The original novel explores the history of Russia in the early 20th century and the people whose lives are swept up by revolution and war but the musical takes the focus on the five major characters — poet-doctor Zhivago, his lover Lara, his wife Tonya, an idealist Pasha and corrupt lawyer Komarovsky.
“The revolution is certainly in there but emotionally we focus on following these five characters across the vast geographic steps of Russia throughout the decades,” he said. “We are mostly interested in them and the effect of history on their relationships. I think the novel is about three men in love with a woman and two women in love with a man.”
Though it was a daunting challenge to transform the epic novel to a musical, McAnuff said the creative team was diligent enough to try various things in the process of development.
“We’ve employed a certain amount of experimentation. If something didn’t work, we were happy to change it and move on. There is a place in the musical where we have had four different songs before arriving in Seoul,” the director said.
“Fairly early on, we came up with the insight that we should be able to tell the story essentially with five characters in one room. While historical events are going on right outside the door, we wanted the intimacy of the characters in a room and stuck to the idea.”
This inspired the design of the set, with walls and window units moving in and out to create locations including a ballroom for Zhivago’s engagement party, Russian battlefield and a hospital tent.
“The concept is that we continue to transform the ballroom from the opening sequence to a series of different exteriors and interiors as it is damaged by war, but still the five characters are in a room,” McAnuff said.

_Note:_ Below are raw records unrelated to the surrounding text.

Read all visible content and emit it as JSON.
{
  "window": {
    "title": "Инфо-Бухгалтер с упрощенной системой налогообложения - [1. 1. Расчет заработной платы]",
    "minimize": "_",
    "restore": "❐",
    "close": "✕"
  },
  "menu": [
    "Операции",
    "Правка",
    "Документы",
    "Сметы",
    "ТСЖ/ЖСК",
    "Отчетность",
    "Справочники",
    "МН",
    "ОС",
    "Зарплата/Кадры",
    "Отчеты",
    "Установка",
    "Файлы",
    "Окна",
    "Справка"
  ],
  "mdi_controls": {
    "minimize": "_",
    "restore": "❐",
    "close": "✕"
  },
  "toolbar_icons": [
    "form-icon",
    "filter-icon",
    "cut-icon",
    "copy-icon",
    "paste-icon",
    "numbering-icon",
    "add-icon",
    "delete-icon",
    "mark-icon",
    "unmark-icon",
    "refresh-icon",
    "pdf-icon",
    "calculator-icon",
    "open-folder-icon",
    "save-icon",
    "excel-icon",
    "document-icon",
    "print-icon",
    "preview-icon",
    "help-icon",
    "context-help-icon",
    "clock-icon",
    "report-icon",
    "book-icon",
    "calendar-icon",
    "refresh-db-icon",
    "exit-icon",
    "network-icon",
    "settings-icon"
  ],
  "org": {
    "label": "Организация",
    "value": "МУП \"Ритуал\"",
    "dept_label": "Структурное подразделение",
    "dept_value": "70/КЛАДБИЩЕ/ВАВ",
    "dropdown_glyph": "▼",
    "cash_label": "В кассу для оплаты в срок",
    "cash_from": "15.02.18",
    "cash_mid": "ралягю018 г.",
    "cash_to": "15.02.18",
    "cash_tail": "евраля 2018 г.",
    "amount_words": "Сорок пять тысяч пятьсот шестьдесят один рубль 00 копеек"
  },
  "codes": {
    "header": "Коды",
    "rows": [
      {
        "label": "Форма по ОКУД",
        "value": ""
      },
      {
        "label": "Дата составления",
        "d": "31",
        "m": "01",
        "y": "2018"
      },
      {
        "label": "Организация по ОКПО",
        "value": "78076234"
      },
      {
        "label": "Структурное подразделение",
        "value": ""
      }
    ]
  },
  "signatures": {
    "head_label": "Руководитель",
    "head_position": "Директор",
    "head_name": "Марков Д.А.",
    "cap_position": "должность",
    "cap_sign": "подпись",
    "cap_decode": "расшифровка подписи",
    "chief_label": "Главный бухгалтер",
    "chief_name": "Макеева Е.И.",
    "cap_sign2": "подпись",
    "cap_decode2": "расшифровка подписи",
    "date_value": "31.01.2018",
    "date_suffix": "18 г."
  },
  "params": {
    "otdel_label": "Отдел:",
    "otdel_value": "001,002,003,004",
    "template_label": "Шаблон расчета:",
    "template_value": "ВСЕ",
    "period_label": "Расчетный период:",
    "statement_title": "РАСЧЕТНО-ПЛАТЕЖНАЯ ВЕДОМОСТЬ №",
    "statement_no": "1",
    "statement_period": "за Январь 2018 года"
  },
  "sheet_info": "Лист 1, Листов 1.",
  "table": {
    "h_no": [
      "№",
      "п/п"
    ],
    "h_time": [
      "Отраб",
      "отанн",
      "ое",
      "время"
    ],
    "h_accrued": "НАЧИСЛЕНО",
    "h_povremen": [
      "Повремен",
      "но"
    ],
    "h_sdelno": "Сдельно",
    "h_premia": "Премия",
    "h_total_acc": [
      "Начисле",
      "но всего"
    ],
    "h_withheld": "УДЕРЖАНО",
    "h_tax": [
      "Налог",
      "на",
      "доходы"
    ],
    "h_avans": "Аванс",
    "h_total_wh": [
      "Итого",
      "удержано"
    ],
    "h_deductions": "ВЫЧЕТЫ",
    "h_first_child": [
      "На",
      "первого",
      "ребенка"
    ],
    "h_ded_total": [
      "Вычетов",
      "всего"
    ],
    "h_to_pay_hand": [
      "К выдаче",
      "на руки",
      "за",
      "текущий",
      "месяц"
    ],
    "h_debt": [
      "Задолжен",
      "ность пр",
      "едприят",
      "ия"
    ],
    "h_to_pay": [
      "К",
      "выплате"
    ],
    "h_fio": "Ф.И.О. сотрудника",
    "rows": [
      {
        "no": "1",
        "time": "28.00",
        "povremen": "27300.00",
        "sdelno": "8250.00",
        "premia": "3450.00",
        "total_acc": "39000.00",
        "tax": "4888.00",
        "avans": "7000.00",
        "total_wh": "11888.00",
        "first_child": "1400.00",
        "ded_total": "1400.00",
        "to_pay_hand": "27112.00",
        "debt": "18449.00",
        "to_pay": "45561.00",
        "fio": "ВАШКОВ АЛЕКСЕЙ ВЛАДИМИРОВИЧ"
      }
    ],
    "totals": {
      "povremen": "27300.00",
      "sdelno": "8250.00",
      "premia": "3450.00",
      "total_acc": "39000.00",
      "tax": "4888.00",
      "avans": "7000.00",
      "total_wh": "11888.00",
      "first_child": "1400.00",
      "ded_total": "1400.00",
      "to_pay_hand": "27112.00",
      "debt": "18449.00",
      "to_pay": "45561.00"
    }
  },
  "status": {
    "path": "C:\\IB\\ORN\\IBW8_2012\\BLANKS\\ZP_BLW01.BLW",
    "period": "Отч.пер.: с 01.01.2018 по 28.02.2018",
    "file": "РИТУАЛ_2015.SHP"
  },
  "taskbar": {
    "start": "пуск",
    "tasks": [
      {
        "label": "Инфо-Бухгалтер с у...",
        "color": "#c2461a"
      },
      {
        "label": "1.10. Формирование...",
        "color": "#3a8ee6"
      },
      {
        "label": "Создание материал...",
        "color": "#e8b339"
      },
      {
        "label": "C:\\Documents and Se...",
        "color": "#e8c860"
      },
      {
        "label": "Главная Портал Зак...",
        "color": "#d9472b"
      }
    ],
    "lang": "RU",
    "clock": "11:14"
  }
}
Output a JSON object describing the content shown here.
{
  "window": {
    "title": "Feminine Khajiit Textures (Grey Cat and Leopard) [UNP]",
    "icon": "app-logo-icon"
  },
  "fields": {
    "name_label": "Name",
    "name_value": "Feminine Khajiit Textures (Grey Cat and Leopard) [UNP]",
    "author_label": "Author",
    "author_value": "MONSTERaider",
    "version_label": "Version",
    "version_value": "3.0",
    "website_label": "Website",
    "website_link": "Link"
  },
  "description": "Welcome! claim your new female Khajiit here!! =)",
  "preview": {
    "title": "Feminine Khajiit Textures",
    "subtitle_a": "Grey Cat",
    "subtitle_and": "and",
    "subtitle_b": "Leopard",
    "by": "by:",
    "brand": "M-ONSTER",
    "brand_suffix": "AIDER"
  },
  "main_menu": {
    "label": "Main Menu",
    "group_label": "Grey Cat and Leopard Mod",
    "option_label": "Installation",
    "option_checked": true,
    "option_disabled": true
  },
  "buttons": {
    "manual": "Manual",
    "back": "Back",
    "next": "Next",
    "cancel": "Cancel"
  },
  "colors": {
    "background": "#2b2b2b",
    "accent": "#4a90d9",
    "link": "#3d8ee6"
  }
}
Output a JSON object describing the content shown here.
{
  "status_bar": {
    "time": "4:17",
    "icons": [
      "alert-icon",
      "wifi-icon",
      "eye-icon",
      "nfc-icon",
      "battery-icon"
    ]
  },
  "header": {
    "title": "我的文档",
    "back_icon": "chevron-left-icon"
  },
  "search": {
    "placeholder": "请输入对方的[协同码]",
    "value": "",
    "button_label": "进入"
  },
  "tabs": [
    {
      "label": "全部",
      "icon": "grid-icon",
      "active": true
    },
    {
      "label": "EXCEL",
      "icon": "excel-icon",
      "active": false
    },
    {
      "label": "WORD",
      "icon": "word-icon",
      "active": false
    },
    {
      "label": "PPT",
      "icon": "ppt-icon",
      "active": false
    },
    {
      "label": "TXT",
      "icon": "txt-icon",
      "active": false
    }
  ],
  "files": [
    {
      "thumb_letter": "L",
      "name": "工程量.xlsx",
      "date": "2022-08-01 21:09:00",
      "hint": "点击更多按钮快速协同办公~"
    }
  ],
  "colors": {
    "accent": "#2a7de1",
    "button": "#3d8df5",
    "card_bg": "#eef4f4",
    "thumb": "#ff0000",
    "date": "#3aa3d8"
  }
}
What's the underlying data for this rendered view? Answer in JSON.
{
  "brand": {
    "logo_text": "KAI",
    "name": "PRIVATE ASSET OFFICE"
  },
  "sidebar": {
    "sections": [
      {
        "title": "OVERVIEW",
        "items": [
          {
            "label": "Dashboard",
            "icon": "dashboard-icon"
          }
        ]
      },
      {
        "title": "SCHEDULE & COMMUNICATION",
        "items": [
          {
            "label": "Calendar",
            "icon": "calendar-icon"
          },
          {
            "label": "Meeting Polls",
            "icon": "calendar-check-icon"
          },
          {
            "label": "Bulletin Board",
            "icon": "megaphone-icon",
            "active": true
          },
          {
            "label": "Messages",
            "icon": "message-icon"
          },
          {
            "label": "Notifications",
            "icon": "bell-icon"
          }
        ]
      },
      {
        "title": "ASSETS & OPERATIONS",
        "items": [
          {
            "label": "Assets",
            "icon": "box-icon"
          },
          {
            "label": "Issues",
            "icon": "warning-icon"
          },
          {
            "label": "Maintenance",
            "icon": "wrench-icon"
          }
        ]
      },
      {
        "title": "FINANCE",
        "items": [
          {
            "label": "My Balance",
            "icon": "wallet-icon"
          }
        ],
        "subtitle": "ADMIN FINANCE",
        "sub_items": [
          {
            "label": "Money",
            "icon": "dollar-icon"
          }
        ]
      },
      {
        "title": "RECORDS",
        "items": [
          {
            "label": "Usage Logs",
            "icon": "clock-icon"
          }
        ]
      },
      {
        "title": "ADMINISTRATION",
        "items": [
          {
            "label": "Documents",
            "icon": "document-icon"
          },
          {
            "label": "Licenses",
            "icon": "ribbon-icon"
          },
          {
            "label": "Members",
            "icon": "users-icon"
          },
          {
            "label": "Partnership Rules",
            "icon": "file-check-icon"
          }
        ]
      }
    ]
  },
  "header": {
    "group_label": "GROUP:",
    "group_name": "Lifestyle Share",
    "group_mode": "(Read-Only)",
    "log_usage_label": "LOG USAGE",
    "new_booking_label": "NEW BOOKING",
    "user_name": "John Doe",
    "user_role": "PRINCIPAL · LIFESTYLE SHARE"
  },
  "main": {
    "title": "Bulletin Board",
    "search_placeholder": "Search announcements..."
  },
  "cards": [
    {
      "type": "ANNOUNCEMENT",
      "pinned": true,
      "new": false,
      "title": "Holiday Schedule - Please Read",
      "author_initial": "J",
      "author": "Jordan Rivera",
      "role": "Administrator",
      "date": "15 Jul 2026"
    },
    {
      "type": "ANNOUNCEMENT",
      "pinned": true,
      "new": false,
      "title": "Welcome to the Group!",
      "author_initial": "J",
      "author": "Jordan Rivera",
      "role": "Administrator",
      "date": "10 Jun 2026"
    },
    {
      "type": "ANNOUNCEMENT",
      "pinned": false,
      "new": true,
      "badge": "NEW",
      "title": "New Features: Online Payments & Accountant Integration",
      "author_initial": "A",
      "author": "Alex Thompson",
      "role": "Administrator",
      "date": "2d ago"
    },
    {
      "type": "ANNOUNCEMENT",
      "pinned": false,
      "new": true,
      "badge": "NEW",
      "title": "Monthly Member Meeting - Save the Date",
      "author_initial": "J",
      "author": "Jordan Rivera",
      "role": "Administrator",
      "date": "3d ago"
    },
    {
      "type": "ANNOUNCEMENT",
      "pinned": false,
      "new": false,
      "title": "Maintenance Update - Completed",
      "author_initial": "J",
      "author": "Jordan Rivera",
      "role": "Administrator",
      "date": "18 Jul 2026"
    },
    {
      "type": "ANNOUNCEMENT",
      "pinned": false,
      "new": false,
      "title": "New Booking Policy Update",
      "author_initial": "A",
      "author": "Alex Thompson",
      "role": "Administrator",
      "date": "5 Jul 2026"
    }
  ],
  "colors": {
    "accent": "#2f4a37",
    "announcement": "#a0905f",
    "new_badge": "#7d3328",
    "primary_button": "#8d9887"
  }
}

As he spent a long time developing the musical, he showed even affection to all five characters. “This is a story about young love and I think the characters are very recognizable for anyone who has been or dreamt of being in love,” he said. “Audiences are introduced to an aristocratic family in Russia in the beginning and see the Russian Revolution partly through their eyes and partly through poet Zhivago, student activist Pasha, dressmaker’s daughter Lara and attorney Komarovsky. So I think they get to see these events through the eyes of the characters.”
He also tried to be clear in describing historical events. “There were striking, dramatic changes between 1917 and 1927 and I think it is true to the story to see these transformations rather swiftly onstage.”
The musical premiered in Australia in February 2011 and then headed to Korea. McAnuff said there is no significant difference between the Australian and the Korean production.
“Basically, it is an extension of the Australian production,” he said. “In the scenes describing the trenches and hospital tent during World War I in the first act, I changed the lighting and the projection to create a starker atmosphere and I think it made dramatic changes to the sequence. Audiences might think these changes relatively minor, but they are important to me.”
He also said the Korean cast is talented enough to portray the history of Russia after watching rehearsals. “Frankly, it took about 30 minutes for Korean actors to transform into Russians in my mind. Since then, when I look at them, I see Russians,” he said. “Koreans fought a civil war more recently and lived next door to the shadow of communism. I think there is a pertinence of Koreans in portraying Russians.”
McAnuff’s time in Korea was tight as he has to fly back to New York soon to work on “Jesus Christ Superstar” on Broadway and “Faust” with the Metropolitan Opera. But he seemed delighted with his visit to Korea though short.
“I hope we have success with ‘Doctor Zhivago’ and keep working with Shin Chun-soo, the Korean producer of the show,” he said. “Seoul is one of the most exciting places in the world. If I can be a part of its bright future, I would be thrilled.”